На май 2003 года планировался доклад Сергея Сергеича на какой-то конференции кажется, в Петербурге (может быть, в Духовной Академии?), о "бенедиктинских корнях" Европы (точного названия не помню). Доклад не был закончен, не был и прочитан, так как уже в начале мая 2003 года с Сергеем Сергеичем случился тяжёлый инфаркт в Риме, после которого он так и не оправился. Где-то он был издан, но, кажется, в Париже по-французски. По-русски мне пришлось держать в руках компьютерную распечатку. Так вот, для подготовки этого доклада Сергей Сергеич весной 2003 года брал у меня немецкоязычный комментарий к критическому изданию монашеского Устава святого Бенедикта. Правда, я не уверен, что он вообще им при написании доклада успел конкретно воспользовался. Знаю только, что читал, и говорил, что очень интересно, обещая вернуть сразу же после конференции в Петербурге. Всё же на всякий случай даю библиографическую справку (может, пригодиться для источниковедческих исследований): Michaele Puzicha OSB, Kommentar zur Benediktusregel (mit einer Einführung von Christian Schütz, im Auftrag der Salzburger Abtekonferenz), EOS Verlag: Erzabtei St. Ottilien 2002.

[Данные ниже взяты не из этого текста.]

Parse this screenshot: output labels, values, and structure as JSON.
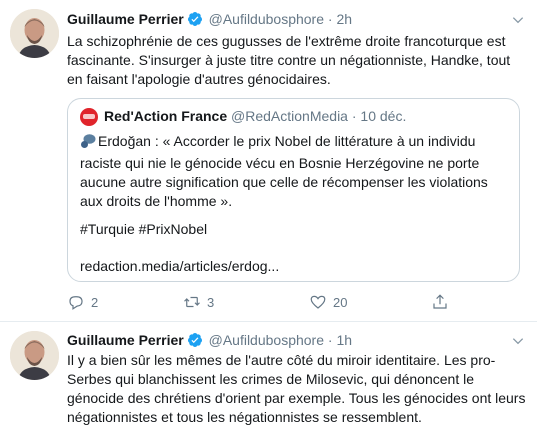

Вернуть эту книгу сам Сергей Сергеич уже, к сожалению, не успел. Это сделала после его смерти Наталья Петровна Аверинцева, весной 2004 года.
С самого начала моей учёбы в Вене на богословском факультете (с 1995 года) Аверинцев при каждой встрече расспрашивал меня об университетских занятиях. Особенно он интересуется библеистикой, положением дел на соответствующих кафедрах библеистики Нового и Ветхого Заветов. Исключительное сосредоточение немецкоязычных библеистов на historisch-kritische Methode (методе исследования Библии с позиции историческо-филологической критики) его несказанно печалит. Меня же это в своё время вообще на некоторое время отвратило от серьёзных занятий библеистикой, к которой постепенно вновь приохотился благодаря общению с Сергей Сергеичем.